El caso es que hoy ha tenido que levantarse de madrugada porque los Pontífices y los miembros del Sanedrín le han traído a un preso al que quieren ajusticiar en la cruz. Se llama Jesús y dicen que alborota a las gentes, que se considera hijo de un Dios, que habla de destruir el Templo; pero, cuando le he mirado a los ojos esta mañana...
Yo me había asomado a la ventana al oír el clamor de la muchedumbre. Allí, a pocos metros, maniatado, estaba él. Por un momento, solo he sentido compasión, la misma que me producen todos aquellos que van a ser castigados por sus crímenes. Iba a retirarme hacia el interior de la casa cuando Jesús ha levantado la cabeza, me ha mirado y le he reconocido.
Escribo estas líneas temblando. Los ojos del Galileo... Los he visto en sueños muchas veces y siempre supe que no eran un producto de mi fantasía. ¡Cuántas veces me he despertado a medianoche empapada en sudor y llorando por culpa de esa mirada penetrante, acusadora y amable al mismo tiempo! Yo sabía que esos ojos me buscaban y que tal vez me pedían una respuesta. Hoy los he vuelto a ver.
Pilato está interrogando a Jesús ahora mismo. Oigo su voz cálida y persuasiva, a veces enérgica y llena de autoridad. Jesús responde en voz baja y no logro distinguir sus palabras. Fuera, frente al Pretorio continúan los gritos y el alboroto. He suplicado a mi marido que no haga daño a ese hombre. No me ha respondido, pero estoy segura de que también él ha notado ya la fuerza de su mirada, y comprende que nadie hay en el mundo más inocente.

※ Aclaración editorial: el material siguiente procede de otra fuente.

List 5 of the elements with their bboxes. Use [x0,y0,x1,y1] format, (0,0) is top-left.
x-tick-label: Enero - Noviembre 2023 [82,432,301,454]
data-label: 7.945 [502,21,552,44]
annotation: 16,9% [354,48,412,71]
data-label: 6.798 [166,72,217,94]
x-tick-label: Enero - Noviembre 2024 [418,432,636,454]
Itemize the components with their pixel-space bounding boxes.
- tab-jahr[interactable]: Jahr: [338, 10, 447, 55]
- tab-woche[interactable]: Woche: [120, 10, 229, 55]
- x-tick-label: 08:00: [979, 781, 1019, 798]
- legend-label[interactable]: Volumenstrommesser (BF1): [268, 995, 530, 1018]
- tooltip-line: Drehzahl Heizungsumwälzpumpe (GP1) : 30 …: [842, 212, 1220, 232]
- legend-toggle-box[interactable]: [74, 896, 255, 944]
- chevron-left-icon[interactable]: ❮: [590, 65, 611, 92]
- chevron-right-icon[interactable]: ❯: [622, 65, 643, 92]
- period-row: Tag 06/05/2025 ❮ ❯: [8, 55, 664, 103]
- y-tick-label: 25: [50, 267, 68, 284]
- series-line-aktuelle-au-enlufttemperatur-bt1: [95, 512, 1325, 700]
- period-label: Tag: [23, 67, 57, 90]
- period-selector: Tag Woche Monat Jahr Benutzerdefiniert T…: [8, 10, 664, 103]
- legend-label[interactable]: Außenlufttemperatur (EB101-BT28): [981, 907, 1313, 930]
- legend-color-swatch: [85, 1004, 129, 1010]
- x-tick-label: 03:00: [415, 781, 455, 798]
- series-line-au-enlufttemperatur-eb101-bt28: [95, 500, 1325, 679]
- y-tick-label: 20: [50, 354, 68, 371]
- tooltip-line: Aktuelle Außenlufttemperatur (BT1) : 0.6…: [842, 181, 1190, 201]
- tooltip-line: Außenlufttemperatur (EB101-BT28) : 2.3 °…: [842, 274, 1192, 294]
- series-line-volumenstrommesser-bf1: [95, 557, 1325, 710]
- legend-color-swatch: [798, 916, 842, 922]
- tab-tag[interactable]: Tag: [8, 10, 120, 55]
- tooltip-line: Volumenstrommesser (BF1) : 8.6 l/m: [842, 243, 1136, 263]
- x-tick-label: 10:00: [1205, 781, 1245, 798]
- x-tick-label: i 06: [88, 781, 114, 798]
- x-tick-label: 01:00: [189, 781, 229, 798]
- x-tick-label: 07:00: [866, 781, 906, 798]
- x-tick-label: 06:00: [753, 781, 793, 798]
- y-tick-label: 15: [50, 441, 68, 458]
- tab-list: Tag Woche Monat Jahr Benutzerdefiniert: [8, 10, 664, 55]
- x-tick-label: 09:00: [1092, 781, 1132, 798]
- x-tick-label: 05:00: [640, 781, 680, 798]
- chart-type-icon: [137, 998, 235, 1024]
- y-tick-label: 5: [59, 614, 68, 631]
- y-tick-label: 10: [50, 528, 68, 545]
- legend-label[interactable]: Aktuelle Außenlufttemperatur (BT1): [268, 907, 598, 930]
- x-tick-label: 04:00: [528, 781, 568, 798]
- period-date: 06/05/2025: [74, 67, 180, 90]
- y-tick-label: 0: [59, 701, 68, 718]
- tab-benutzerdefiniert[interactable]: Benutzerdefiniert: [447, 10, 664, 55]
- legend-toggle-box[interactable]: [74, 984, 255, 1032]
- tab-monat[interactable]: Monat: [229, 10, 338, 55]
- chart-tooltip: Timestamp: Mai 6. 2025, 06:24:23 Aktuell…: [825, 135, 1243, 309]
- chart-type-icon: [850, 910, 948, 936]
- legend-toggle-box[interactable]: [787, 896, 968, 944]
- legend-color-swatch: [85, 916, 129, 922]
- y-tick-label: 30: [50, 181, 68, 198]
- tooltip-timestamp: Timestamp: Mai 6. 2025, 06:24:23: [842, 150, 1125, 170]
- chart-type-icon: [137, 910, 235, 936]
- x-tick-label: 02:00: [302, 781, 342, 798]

Mi esposo es un hombre justo. Por eso, mientras Jesús permanezca bajo su poder, no corre ningún peligro. Estará a salvo de las fieras que lo acosan. Pondo Pilato hará justicia y yo podré volver a encontrarme con el Santo de mis sueños; le preguntaré tantas cosas. Y dejaré que me limpie el alma con su mirada de fuego.